Dari samping dia perhatikan kalau akar pohon beringin ini hampir menutupi mulut got, kalau diingat lagi dulu biasa digunakan anak-anak untuk bersembunyi. Tentu saja, seingatnya pohon ini memiliki celah yang cukup bagi seorang anak untuk bersembunyi. Anggukan dahan dan ayunan lembut akar-akaran beringin seolah menginyakan dugaannya.

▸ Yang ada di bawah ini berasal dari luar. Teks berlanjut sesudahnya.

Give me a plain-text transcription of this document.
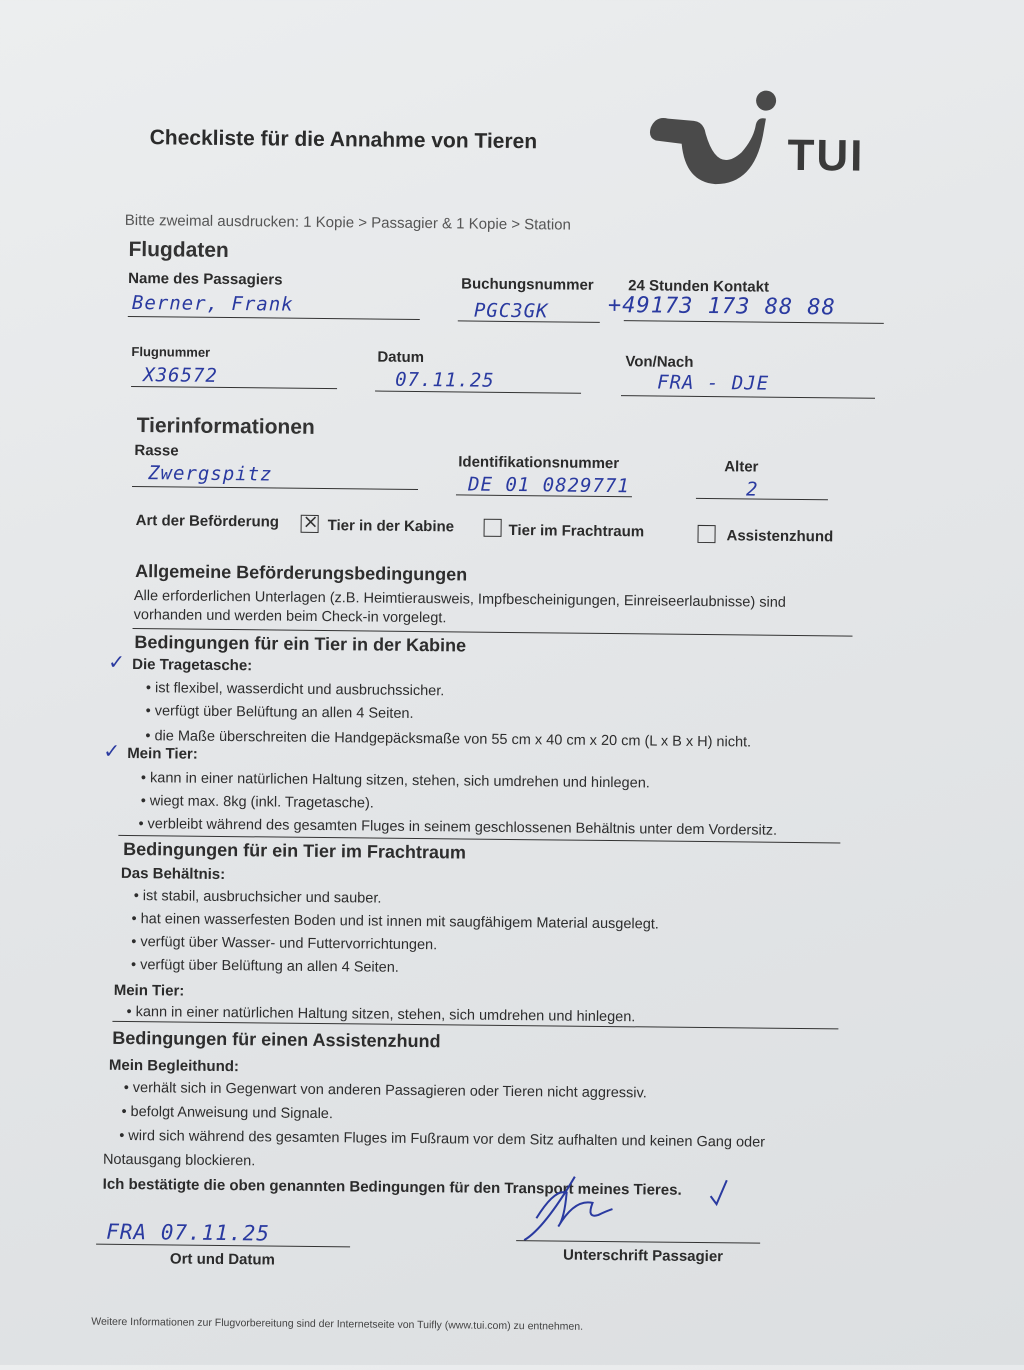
Checkliste für die Annahme von Tieren	TUI
Bitte zweimal ausdrucken: 1 Kopie > Passagier & 1 Kopie > Station
Flugdaten
Name des Passagiers
Berner, Frank
Buchungsnummer
PGC3GK
24 Stunden Kontakt
+49173 173 88 88
Flugnummer
X36572
Datum
07.11.25
Von/Nach
FRA - DJE
Tierinformationen
Rasse
Zwergspitz	Identifikationsnummer
DE 01 0829771
Alter
2
Art der Beförderung
×	Tier in der Kabine	Tier im Frachtraum	Assistenzhund
Allgemeine Beförderungsbedingungen
Alle erforderlichen Unterlagen (z.B. Heimtierausweis, Impfbescheinigungen, Einreiseerlaubnisse) sind
vorhanden und werden beim Check-in vorgelegt.
Bedingungen für ein Tier in der Kabine
✓ Die Tragetasche:
• ist flexibel, wasserdicht und ausbruchssicher.
• verfügt über Belüftung an allen 4 Seiten.
• die Maße überschreiten die Handgepäcksmaße von 55 cm x 40 cm x 20 cm (L x B x H) nicht.
✓ Mein Tier:
• kann in einer natürlichen Haltung sitzen, stehen, sich umdrehen und hinlegen.
• wiegt max. 8kg (inkl. Tragetasche).
• verbleibt während des gesamten Fluges in seinem geschlossenen Behältnis unter dem Vordersitz.
Bedingungen für ein Tier im Frachtraum
Das Behältnis:
• ist stabil, ausbruchsicher und sauber.
• hat einen wasserfesten Boden und ist innen mit saugfähigem Material ausgelegt.
• verfügt über Wasser- und Futtervorrichtungen.
• verfügt über Belüftung an allen 4 Seiten.
Mein Tier:
• kann in einer natürlichen Haltung sitzen, stehen, sich umdrehen und hinlegen.
Bedingungen für einen Assistenzhund
Mein Begleithund:
• verhält sich in Gegenwart von anderen Passagieren oder Tieren nicht aggressiv.
• befolgt Anweisung und Signale.
• wird sich während des gesamten Fluges im Fußraum vor dem Sitz aufhalten und keinen Gang oder
Notausgang blockieren.
Ich bestätigte die oben genannten Bedingungen für den Transport meines Tieres.
FRA 07.11.25
Ort und Datum	Unterschrift Passagier
Weitere Informationen zur Flugvorbereitung sind der Internetseite von Tuifly (www.tui.com) zu entnehmen.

Saat menyusuri sisi-sisi pohon itu, dia hampir tidak menemukan celah yang dikiranya. Maka, Engkos terpaksa menyingkirkan akar dan batang baru yang tumbuh saat memeriksa.Â
Sesuatu menarik perhatiannya, dibalik batang baru yang disingkirkannya terdapat batang mati yang tampak tertebas secara serampangan. Apakah ada seseorang yang mencari sesuatu? Atau mungkin meninggalkan sesuatu, sebab di sela-sela yang lebih dalam Engkos melihat sebuah kertas berlipat. Tampak aman dari kelembapan sehingga pesan yang tertulis di situ masih cukup terbaca, tetapi Engkos memerlukan bantuan cahaya senter untuk memperhatikannya.
"Lupakan kami."
Senada dengan memuncaknya lagu perpisahan yang mendayu-dayu, Engkos semakin tergerak untuk meraih kertas itu. Baginya pesan tersebut tidak lagi berupa peringatan, melainkan bukti untuk mengakhiri misteri ini. Dia berusaha meraihnya sembari menahan jepitan batang-batang baru, sampai-sampai bahunya pun ikut masuk lebih dalam. Naas, bukan kertas itu yang didapatmya, tetapi malah sesuatu yang melilit seluruh lengannya. Dalam satu tarikan dia tersedot ke dalam celah itu.
Saat siuman, Engkos disambut oleh bau-bauan seperti kulit pohon kering dan campuran aroma kemenyan yang kuat. Satu-satunya sumber penerangan di sini adalah sinar matahari yang melewati celah-celah dari atas sana. Seisi pohon ini terasa membelitnya sampai hampir tidak mungkin untuk meronta-ronta. Engkos berusaha untuk berteriak, namun suaranya sebatas bergema dalam pikiran.Â
Sejenak dia menenangkan diri, memejamkan mata, lalu mulai terdengar bunyi-bunyi seperti tarikan nafas, dan gesekan-gesekan kasar yang samar-samar di sekelilingnya. Akhirnya, Engkos dapat reuni dengan teman-temannya, meskipun mereka tinggal kerangka dibalut kulit yang berlumuran getah pohon.
"Meungpeung deukeut, hayu urang sosonoan", demikian hal terakhir yang terlintas dalam pikirannya.
***
Lonceng angin di depan ruang kelas Dewi mengajar kembali berdenting. Kali ini dengan bunyi nyaring seperti pada dawai tegang yang langsung putus sekali dipetik. Ketika bel jam istirahat berbunyi, Bu Dewi mewanti-wanti, "Ingat anak-anak jangan main petak umpet di sekitar pohon beringin."